A chat with the ‘Cats

Headphones on the windowsill of the podcast studio for use during recording in the studio.

After the social and political turmoil of 2020, some members of Weber State University’s faculty joined together to create the “Wildcat Conversations” podcast. The podcast, which is on its third season, aims to educate their listeners on global issues and how they affect the people of WSU.

The podcast was started by associate professor James Zagrodnik as “a forum for discussing and learning about significant issues in the world our society is currently working through.”

The podcast’s first season dealt with creating conversations, the second season dealt with healing and the third season is tackling transformation.

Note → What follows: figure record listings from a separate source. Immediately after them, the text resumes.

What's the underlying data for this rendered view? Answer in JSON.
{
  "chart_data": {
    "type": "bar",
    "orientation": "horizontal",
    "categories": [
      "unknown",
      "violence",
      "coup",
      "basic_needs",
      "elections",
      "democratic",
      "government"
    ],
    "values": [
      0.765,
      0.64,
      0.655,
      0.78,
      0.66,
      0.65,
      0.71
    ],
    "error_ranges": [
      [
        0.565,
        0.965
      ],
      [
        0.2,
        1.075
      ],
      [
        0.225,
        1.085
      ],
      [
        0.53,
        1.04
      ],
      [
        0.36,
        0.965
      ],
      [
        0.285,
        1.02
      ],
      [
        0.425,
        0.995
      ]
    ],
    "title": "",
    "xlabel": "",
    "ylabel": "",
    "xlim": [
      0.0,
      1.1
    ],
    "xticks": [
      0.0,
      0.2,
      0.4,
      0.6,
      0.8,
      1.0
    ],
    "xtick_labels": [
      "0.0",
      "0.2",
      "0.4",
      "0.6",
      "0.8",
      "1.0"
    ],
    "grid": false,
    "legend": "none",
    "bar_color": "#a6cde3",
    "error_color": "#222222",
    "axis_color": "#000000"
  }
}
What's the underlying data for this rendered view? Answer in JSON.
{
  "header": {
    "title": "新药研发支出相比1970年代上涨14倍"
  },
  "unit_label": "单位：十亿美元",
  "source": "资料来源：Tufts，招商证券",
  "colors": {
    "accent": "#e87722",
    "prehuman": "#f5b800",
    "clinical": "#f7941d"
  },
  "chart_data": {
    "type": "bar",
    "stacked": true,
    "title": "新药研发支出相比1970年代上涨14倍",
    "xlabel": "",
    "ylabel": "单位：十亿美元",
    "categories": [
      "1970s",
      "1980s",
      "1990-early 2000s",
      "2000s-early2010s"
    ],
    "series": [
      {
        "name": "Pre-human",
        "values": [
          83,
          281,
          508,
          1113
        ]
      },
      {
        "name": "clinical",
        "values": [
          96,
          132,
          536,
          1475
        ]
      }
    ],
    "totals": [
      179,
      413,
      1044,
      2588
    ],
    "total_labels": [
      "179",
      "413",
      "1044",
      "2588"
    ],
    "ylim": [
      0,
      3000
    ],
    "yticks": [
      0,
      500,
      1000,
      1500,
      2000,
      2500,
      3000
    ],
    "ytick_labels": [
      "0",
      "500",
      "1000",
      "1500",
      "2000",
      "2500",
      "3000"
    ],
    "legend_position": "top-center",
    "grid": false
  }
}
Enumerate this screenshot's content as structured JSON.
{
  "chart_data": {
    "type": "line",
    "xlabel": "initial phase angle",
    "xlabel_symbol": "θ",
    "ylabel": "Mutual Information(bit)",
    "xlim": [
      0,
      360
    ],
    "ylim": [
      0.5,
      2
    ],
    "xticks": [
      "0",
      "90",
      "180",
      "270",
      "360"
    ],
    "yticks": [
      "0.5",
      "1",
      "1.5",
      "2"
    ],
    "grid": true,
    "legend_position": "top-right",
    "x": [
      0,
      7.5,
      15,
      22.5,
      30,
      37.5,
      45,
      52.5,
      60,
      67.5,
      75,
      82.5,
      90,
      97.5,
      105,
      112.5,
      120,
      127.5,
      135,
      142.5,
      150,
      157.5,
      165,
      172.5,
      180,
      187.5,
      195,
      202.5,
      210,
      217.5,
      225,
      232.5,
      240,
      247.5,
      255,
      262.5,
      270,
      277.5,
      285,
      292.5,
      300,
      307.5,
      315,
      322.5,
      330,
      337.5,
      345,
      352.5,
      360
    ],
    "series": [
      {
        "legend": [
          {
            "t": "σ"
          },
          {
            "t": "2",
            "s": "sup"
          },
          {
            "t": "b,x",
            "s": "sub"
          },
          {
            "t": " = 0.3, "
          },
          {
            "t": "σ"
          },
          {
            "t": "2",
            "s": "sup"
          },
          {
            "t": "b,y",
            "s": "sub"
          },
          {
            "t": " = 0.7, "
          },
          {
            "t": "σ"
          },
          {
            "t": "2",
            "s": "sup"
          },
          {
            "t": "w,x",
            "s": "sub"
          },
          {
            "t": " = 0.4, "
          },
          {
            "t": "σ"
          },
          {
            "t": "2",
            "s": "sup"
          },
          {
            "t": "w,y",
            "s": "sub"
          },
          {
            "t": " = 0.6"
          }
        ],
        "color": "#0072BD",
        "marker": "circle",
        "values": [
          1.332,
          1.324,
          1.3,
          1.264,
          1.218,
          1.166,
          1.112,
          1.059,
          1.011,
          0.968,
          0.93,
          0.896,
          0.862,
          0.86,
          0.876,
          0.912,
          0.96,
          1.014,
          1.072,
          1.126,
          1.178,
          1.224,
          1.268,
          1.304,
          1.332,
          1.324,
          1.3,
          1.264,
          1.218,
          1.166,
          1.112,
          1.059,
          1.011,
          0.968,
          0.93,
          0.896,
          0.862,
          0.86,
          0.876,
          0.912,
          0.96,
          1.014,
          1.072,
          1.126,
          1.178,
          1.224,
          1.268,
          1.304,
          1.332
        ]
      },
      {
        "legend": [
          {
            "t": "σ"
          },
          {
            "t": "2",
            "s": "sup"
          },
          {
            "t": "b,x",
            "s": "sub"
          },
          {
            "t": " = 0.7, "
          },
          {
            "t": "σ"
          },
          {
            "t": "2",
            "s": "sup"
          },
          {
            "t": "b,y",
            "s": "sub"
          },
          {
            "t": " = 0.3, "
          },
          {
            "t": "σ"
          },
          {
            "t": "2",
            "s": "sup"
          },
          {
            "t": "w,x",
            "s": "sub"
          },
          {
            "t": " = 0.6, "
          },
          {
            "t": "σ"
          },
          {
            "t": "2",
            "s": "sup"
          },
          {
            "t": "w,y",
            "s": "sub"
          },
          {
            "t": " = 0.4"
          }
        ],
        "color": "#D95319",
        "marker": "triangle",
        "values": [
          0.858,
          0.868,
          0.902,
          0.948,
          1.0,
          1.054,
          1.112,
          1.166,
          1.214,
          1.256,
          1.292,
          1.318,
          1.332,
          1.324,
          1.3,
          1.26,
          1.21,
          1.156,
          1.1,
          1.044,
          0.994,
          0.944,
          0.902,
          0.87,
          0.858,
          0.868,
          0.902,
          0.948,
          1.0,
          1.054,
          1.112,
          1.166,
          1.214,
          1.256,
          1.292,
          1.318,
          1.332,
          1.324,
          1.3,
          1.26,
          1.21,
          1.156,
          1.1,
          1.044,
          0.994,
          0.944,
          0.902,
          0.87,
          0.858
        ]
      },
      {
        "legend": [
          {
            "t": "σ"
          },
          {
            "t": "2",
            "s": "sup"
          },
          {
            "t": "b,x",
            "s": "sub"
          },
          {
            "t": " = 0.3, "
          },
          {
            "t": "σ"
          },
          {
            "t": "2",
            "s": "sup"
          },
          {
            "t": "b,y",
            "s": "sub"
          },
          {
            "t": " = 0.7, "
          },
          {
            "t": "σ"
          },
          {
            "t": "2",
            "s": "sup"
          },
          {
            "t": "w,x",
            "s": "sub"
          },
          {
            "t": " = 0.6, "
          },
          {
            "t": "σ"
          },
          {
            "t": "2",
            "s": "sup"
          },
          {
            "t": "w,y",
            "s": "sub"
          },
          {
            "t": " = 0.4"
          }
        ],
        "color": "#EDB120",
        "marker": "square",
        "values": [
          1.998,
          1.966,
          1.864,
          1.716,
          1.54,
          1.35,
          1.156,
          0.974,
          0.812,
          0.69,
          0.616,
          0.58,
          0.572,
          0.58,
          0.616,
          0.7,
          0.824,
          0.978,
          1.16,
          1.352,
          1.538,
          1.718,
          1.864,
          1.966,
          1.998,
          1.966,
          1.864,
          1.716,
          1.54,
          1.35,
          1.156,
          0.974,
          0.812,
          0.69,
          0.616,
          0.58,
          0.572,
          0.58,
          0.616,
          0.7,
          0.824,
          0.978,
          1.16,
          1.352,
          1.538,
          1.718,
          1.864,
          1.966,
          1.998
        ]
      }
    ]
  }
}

As of right now, the podcast is hosted by assistant professor Andrea Martinez, clinical supervisor Juancarlos Santisteban and assistant professor Ryan Zimmerman. The podcast also receives technical and artistic aid from many other people on and off campus.

In season one, the podcast was hosted by Zagrodnik, Martinez and Zimmerman, but as the podcast has grown and continued, hosts have come and gone.

The podcast’s focus on social issues has a different personal significance to each of the hosts, which has helped the podcast become an important project to each of them.

“A lot of my work has been working with students and I think I was coming from a district to now being a university professor, and when I saw this idea, it was something that was hitting me at home,” Martinez said. “I self-identify as Chicana Latina, but I’m lighter skinned, but my spouse he’s darker-skinned indigenous from Mexico and all of our lives here in Utah have been very much racialized. It really resonated in often feeling othered here in Utah and feeling like ‘how do I belong?’”

The hosts and creators of the podcast want to raise awareness of social issues that affect people attending WSU.

“We want everyone. We want superstars. We want people that are a part of really making the change and making the decisions in the legislature. Every time we think of people to interview, we have such a broad range because there are people in the state of Utah who are already a part of making a change,” Zimmerman said.

In efforts to identify WSU as a Hispanic Serving Institute,the podcast included an interview in Spanish, about a mother’s experience having a hispanic daughter at WSU. The University is 12% hispanic as of 2020 according to Data USA.

The podcast is meant to make WSU students think about the different aspects of the society around them and to consider other perspectives.

“I guess my hope is that they utilize it as a tool to expand their ideas and perspectives and to meet amazing individuals that are on our campus, and to listen to their story and tell their narratives,” Martinez said.

“Wildcat Conversations” is used in classrooms by the professors involved in the podcast and is available to be streamed through on the WSU web page on “Wildcat Conversations,” as well as Apple Podcasts and wherever podcasts are available.